Opito Bay residents unhappy with possible “reclassification” of beachfront reserve

20 Jul 2021

Opito Bay residents say they have been left in the dark over Thames-Coromandel District Council’s plans for the future of Jack Mills Reserve which sits right on the beach, giving rise to fears the land will be built on.

At their meeting on 22 June, councillors approved an investigation into “reclassifying” the reserve for possible disposal which would include public consultation. The residents say their previous submissions against reclassification have been ignored by TCDC and are upset that the proposal even made it into council’s newly adopted Mercury Bay Reserves Management plan in the first place.

To date, council does not appear to have stated publicly what is behind the possible reclassification, which has given rise to widespread fears within the community that disposal will mean the land could be sold to a residential property developer.

However, following inquiries from the Informer last week, TCDC moved to alleviate residents’ concerns, stating that the reserve could not be used for housing purposes. “It’s not possible to reclassify reserve land as residential, which may help allay some of the worries and concerns of residents,” council said in a statement. 

Allan Tiplady, District Area Manager North, said, “The Reserve Management Plan provides for the future of the reserve to be considered. This will be done and reported to the [Mercury Bay] Community Board and will include the comments and response received from the community.”

John and Sue Reece, whose home sits on Black Jack Road, overlooking the land, said that the reserve was donated to the community by a local farmer, Skipper Chapman, as part of a subdivision many years ago. “When Skipper did the original subdivision, he gifted two reserves as part of that subdivision, Skippers Road Reserve and Jack Mills Reserve,” said John. “However, over time TCDC has started looking at both of them for rezoning with a view to selling them off.”

“We learned in February that council was thinking about selling Jack Mills Reserve and at the time they were asking for submissions,” said Sue. “Many residents submitted on the proposal, giving reasons as to why they didn’t want the reserve reclassified, but our views have been ignored. We have emailed TCDC asking for information as to what they intend to do with the land, but they have not responded.”

The couple said that while many people in Opito Bay are objecting to the proposal, five nearby properties, including their own, were directly affected. “We are upset because it is supposed to be a reserve, meaning a green space,” said John. “That is exactly what it is used for now. It is used by children to play, by picknickers, both summer and winter, and it is used for additional parking because the roads are too narrow to park on.

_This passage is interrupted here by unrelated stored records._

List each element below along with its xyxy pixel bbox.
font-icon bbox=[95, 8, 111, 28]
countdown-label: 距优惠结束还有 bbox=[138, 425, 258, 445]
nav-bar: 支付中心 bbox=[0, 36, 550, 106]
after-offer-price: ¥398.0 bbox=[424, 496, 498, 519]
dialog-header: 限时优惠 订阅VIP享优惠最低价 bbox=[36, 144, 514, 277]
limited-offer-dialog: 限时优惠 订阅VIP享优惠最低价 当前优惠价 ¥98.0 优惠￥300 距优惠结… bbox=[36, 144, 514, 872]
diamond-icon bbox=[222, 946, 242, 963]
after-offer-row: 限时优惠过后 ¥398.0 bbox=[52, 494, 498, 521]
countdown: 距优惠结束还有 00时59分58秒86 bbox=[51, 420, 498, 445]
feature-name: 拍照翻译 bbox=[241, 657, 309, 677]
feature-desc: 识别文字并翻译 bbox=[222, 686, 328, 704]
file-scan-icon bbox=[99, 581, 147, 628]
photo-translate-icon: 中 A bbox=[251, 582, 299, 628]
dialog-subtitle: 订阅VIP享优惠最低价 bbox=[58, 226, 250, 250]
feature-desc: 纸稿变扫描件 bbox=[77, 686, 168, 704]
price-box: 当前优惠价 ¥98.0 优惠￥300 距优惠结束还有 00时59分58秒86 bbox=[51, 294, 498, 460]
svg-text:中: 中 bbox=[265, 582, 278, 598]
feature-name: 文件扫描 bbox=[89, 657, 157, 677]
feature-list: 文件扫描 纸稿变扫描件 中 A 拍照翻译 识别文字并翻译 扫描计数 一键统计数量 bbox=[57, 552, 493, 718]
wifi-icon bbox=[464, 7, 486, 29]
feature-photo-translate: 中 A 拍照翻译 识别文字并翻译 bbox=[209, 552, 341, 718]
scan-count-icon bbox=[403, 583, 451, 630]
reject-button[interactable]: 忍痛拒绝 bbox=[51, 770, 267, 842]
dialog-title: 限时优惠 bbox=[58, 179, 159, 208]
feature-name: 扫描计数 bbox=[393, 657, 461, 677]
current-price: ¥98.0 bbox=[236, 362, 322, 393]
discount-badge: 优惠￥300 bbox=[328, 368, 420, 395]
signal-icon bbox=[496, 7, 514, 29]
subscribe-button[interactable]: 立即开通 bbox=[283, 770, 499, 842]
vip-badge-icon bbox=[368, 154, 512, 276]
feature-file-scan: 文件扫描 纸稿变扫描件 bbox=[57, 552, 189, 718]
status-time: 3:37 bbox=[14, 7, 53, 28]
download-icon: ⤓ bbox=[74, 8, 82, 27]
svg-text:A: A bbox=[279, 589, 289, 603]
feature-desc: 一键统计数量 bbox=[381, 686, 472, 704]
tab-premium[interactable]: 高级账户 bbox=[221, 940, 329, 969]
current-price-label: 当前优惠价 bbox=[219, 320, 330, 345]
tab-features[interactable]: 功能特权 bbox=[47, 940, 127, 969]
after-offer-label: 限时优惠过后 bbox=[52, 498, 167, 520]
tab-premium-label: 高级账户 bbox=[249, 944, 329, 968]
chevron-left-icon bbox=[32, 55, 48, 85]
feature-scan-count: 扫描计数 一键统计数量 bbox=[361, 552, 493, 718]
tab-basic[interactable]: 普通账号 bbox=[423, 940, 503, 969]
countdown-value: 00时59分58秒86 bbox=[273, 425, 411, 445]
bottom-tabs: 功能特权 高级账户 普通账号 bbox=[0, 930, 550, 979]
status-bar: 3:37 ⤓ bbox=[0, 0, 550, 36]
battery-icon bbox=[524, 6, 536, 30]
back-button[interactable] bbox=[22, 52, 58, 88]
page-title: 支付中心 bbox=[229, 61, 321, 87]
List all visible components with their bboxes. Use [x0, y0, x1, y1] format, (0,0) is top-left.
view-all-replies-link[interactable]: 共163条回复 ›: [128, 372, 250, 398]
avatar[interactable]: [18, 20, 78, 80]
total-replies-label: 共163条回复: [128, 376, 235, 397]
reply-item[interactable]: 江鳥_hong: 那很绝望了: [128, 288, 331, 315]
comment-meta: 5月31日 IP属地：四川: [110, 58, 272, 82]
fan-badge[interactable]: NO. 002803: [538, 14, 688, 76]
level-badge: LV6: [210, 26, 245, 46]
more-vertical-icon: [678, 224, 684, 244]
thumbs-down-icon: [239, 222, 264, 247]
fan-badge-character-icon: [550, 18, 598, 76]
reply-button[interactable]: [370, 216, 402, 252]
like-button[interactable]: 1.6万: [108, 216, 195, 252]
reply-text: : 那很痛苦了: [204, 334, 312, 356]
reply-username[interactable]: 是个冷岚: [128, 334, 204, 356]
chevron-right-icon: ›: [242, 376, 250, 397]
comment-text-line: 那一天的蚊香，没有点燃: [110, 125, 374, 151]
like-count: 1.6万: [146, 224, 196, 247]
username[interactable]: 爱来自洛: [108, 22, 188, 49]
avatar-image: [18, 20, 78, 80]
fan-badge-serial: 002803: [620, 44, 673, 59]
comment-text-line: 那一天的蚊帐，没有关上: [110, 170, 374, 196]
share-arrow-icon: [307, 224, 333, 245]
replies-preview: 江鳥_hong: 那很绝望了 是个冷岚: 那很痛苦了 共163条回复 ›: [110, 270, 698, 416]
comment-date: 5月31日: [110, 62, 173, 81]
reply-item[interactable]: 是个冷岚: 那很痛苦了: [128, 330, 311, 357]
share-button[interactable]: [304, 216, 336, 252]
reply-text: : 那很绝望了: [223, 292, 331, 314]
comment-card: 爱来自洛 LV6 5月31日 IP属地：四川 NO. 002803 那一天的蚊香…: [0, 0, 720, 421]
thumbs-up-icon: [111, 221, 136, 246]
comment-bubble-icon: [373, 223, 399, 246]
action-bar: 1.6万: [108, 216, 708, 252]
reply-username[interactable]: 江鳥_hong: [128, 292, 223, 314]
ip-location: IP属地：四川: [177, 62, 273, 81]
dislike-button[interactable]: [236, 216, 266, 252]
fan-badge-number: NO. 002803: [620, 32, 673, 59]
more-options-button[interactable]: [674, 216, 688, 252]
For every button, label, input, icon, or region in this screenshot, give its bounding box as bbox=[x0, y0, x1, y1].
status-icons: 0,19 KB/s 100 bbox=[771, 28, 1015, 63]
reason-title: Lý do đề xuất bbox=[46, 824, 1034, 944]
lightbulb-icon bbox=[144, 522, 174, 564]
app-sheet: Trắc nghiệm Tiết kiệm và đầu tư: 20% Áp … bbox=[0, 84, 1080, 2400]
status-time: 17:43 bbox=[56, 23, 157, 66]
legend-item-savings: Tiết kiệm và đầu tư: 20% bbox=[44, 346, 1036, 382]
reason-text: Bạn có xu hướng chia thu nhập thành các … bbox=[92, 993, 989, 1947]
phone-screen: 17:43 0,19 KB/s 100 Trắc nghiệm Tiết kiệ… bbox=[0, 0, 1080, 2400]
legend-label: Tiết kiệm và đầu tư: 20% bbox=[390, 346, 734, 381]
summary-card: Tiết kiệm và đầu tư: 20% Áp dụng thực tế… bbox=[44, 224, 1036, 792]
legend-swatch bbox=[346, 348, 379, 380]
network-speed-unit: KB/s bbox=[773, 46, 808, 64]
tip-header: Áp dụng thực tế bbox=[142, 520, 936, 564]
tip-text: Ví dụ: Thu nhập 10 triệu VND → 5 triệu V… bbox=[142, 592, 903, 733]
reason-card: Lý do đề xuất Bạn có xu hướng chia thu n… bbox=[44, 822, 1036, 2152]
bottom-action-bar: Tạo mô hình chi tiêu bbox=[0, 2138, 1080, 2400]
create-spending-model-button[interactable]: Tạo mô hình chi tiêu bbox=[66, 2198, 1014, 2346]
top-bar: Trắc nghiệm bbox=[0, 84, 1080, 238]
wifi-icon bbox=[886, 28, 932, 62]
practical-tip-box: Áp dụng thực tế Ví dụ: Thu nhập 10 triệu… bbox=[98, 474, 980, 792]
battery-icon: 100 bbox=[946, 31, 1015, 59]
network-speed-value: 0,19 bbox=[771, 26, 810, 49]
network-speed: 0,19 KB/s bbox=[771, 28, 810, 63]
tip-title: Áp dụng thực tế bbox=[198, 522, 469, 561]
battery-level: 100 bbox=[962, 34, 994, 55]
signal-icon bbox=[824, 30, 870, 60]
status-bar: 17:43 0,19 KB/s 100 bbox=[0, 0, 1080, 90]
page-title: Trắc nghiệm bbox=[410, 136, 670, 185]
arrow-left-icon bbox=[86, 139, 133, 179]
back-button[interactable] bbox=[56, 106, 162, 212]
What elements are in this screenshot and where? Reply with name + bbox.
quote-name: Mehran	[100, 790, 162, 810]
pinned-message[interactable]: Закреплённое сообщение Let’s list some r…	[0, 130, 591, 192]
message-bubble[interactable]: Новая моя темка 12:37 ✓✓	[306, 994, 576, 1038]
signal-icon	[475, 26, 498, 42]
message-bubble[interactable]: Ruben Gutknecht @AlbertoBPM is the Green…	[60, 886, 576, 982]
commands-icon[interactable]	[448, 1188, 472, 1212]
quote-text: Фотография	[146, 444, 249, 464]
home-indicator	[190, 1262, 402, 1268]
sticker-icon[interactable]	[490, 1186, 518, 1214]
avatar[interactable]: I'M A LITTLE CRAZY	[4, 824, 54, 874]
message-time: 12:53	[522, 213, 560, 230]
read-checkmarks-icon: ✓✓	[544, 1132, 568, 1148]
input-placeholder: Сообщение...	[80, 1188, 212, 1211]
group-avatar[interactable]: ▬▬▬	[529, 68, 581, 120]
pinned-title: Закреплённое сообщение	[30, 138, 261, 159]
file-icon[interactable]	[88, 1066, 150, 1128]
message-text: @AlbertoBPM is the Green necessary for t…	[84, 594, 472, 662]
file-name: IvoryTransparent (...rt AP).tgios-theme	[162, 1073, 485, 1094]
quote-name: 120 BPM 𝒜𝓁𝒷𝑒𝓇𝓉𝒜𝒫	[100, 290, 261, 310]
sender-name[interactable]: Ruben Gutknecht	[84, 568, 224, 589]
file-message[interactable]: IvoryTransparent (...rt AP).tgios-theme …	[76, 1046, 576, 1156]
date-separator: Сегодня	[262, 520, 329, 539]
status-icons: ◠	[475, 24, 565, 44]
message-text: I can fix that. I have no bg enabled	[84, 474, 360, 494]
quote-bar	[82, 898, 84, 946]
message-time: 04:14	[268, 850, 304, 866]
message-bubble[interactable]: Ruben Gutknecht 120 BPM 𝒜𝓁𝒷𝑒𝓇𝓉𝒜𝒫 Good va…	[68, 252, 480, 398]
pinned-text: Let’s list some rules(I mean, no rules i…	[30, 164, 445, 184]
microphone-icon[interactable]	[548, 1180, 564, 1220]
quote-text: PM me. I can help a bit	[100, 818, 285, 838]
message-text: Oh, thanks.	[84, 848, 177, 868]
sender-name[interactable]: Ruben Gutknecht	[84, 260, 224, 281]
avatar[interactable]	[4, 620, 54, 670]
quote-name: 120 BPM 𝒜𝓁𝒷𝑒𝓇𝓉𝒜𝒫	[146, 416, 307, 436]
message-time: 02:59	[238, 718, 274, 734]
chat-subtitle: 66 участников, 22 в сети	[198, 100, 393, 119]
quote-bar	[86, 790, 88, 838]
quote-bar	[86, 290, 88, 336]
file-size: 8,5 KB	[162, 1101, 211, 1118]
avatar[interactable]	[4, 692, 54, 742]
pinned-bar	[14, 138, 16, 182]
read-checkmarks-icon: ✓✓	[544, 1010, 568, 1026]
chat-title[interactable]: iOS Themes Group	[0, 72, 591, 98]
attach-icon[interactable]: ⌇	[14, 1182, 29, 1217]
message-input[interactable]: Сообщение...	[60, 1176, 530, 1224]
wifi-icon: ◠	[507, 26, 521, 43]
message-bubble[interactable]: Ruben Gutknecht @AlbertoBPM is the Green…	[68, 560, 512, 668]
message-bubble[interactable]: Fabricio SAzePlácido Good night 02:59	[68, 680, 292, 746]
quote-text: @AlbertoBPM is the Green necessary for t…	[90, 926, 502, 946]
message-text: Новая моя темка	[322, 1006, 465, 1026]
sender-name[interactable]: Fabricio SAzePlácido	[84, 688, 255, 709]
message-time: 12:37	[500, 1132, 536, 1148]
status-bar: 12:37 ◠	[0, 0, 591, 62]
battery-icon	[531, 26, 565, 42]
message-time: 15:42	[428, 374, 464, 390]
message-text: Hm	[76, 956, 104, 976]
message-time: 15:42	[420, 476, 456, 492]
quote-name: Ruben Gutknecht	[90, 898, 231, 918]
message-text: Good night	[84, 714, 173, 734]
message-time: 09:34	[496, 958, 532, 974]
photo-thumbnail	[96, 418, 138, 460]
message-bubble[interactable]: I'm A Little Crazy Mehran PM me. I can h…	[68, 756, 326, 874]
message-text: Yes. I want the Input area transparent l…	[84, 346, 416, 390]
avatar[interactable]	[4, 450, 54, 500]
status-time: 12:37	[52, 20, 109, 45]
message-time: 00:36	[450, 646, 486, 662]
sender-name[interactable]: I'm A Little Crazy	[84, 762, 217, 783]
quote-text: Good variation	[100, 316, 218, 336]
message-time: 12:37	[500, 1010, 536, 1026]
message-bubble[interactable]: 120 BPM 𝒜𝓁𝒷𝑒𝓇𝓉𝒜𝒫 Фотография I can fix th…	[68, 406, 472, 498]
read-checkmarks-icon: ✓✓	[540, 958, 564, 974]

“The rescue helicopter lands there in emergencies, big trucks use it for turning because the road are too narrow to turn around. It is used for additional boat parking in the summer. In addition, if it goes into private hands, it will severely restrict access to the adjoining Department of Conservation/Crown reserve.”

Sue added that the reserve is not only important to the landowners in the area, but also for the general public as a recreational facility. “It is one of the few reserves in Opito Bay with shade,” she said. “Opito Bay is growing and green spaces will become more and more important as time goes by.”

Next door neighbours, Morgan Morris and Stefan Frew, said in their submission to council, “We have recently been advised TCDC are considering reclassifying Jack Mills Reserve directly in front of our section for the purpose of being able to sell it. We will do everything in our power to stop this and will without hesitation pursue legal action to prevent this from happening.”

By way of clarification, TCDC’s statement also said, “It’s not possible to reclassify reserve land as residential, which may help allay some of the worries and concerns of residents. If a council decision is made under the provisions of a Reserves Management Plan to change its use as a reserve, we would need to revoke its classification under the Reserves Act which requires public notification. This would be an opportunity for the public to understand our position and intentions, to support or object to the planned revocation and then any final decision would also require approval from the Minister of Conservation.  

“[Jack Milles Reserve] is clearly an important piece of land to some residents and we’ll make sure everyone’s views on its value and benefits are heard, understood and reported to the Mercury Bay Community Board if we do move ahead with considering a change of classification.”

Pictured: Opito Bay residents, John and Sue Reece, are concerned reclassification of the Jack Mills Reserve may result in the land being built on.